From a safety perspective, Darzalex Faspro® shows a clear advantage. Compared with the intravenous formulation, infusion-related reactions are reduced by 62%, and most events are mild to moderate and can be effectively prevented with premedication such as corticosteroids and acetaminophen. The most commonly reported adverse events (≥20%) include respiratory tract infections, neutropenia, and diarrhea, all of which are generally manageable. Its favorable safety profile in special populations further supports its use in patients with cardiac or renal comorbidities.
Thanks to its outstanding efficacy and safety, Darzalex Faspro® has received consistent recommendations from major international and domestic clinical guidelines, including the U.S. NCCN Guidelines, the European ESMO Guidelines, and the Chinese Guidelines for the Diagnosis and Treatment of Multiple Myeloma. These endorsements firmly establish its central role in the treatment of hematologic malignancies.
Clinical Value and Future Outlook: Reshaping Treatment Paradigms, Protecting New Life
The launch of Darzalex Faspro® represents not merely an upgrade in anti-CD38 monoclonal antibody formulation, but a true transformation in the treatment model for hematologic malignancies. With its core strengths of precise targeting, high convenience, and controllable safety, it addresses the longstanding challenges of traditional intravenous therapy—lengthy administration times, complexity, and higher risks—while also filling critical gaps in rare disease treatment. By achieving an integrated balance of efficacy, safety, and convenience, it delivers meaningful clinical value.

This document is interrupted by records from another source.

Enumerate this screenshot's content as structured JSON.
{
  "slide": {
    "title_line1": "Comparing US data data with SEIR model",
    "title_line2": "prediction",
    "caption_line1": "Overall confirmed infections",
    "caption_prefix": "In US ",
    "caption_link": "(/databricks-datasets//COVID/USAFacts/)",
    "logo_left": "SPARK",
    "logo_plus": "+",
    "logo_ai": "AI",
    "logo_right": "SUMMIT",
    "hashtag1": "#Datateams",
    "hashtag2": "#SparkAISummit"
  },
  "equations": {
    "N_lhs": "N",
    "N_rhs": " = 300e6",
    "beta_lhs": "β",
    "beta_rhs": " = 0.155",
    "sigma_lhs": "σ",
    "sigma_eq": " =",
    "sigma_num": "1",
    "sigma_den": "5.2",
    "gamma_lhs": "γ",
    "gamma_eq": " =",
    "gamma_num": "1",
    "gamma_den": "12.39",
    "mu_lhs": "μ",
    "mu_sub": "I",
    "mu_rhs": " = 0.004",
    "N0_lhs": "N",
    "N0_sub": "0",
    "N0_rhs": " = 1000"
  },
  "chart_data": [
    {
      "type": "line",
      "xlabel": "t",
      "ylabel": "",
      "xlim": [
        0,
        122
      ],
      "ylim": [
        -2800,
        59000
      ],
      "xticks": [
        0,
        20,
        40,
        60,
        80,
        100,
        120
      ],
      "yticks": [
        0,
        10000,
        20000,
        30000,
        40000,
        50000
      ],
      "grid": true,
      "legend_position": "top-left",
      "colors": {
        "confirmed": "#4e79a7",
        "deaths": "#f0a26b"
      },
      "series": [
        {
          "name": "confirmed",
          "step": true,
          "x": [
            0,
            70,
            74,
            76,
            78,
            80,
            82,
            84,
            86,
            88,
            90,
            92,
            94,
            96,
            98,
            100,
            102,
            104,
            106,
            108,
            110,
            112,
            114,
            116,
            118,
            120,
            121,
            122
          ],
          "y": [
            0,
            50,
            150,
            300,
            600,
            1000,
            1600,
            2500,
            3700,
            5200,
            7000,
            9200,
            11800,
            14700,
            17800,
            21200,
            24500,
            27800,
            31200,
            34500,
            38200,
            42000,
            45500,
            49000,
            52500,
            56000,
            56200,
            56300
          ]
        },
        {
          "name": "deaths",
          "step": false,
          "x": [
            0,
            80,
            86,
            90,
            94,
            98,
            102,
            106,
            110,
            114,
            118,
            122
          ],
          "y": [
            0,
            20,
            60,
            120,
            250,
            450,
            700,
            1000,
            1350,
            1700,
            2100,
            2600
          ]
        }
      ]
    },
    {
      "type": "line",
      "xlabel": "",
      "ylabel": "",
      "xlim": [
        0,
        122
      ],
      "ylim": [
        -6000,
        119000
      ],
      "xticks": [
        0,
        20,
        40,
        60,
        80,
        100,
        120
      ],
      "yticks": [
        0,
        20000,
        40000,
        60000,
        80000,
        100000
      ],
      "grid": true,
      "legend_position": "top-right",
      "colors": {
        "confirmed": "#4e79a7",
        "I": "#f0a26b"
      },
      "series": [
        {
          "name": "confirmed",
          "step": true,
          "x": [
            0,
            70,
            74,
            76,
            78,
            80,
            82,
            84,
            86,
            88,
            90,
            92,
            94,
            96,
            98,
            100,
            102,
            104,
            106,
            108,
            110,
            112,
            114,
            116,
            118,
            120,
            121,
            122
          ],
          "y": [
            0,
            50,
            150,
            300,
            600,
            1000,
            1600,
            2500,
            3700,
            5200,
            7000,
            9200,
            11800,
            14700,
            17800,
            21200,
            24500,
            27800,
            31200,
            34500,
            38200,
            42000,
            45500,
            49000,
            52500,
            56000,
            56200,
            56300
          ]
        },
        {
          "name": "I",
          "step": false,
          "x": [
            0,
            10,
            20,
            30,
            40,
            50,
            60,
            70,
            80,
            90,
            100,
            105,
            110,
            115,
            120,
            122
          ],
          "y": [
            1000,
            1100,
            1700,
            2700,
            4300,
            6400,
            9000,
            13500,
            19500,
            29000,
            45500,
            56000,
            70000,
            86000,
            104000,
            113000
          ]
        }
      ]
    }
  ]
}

From a broader perspective, Darzalex Faspro® offers patients superior treatment options, improves quality of life and survival outcomes, reduces the workload of healthcare professionals, optimizes healthcare resource allocation, and drives the evolution of hematologic cancer treatment toward outpatient-based, convenient, and precision-oriented care.
Currently, Darzalex Faspro® is protected by compound patents (expiring in March 2026) and an indication patent for primary AL amyloidosis (extended through 2036). As an exclusive product in the Chinese market, its unique formulation advantages and comprehensive indication coverage will continue to energize the field of hematologic oncology. Looking ahead, with broader clinical adoption, Darzalex Faspro® is expected to further expand treatment boundaries through combination regimens, bringing renewed hope to more patients with hematologic malignancies and supporting the advancement of diagnostic and therapeutic standards under the “Healthy China” strategy.
From a state of no available treatment to precise therapeutic targeting, from prolonged infusions to completion in minutes, Darzalex Faspro® breaks through clinical limitations with innovation and safeguards patient dignity with human-centered care. It is not merely a drug, but a powerful ally for patients battling blood cancers—bearing witness to the respect for life embodied in medical innovation and opening a new chapter in the treatment of hematologic malignancies.